Image Credit: Jordan Novet/VentureBeat
By Jordan Novet
SUNNYVALE, California — Chinese tech company Baidu has yet to make its popular search engine and other web services available in English. But consider yourself warned: Baidu could someday wind up becoming a favorite among consumers.
The strength of Baidu lies not in youth-friendly marketing or an enterprise-focused sales team. It lives instead in Baidu’s data centers, where servers run complex algorithms on huge volumes of data and gradually make its applications smarter, including not just Web search but also Baidu’s tools for music, news, pictures, video, and speech recognition.

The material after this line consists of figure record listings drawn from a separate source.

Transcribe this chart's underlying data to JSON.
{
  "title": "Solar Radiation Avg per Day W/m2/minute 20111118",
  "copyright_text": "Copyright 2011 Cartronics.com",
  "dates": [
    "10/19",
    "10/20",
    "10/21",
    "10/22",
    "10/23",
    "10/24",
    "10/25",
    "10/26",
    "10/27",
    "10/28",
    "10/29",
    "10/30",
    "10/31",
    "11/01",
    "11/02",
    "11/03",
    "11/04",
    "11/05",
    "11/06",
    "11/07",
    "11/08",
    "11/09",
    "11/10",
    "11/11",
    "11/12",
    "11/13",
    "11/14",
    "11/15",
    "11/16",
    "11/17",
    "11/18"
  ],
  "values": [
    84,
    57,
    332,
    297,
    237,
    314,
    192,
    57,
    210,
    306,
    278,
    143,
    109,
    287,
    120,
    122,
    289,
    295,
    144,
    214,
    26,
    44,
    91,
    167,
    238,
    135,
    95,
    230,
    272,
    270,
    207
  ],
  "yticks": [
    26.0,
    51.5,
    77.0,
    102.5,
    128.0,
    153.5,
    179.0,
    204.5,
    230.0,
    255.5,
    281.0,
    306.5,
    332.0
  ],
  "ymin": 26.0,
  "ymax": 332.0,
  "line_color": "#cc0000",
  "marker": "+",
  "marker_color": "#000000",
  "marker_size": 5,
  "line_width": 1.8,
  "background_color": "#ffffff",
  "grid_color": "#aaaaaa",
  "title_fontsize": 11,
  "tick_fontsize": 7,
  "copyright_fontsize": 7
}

Despite lacking the visibility (in the U.S., at least) of Google and Microsoft, in recent years Baidu has done a lot of work on deep learning, one of the most promising areas of artificial intelligence (AI) research in recent years. This work involves training systems called artificial neural networks on lots of information derived from audio, images, and other inputs, and then presenting the systems with new information and receiving inferences about it in response.
Two months ago, Baidu hired Andrew Ng away from Google, where he started and led the so-called Google Brain project. Ng, whose move to Baidu follows Hugo Barra’s jump from Google to Chinese company Xiaomi last year, is one of the world’s handful of deep-learning rock stars.
Ng has taught classes on machine learning, robotics, and other topics at Stanford University. He also co-founded massively open online course startup Coursera.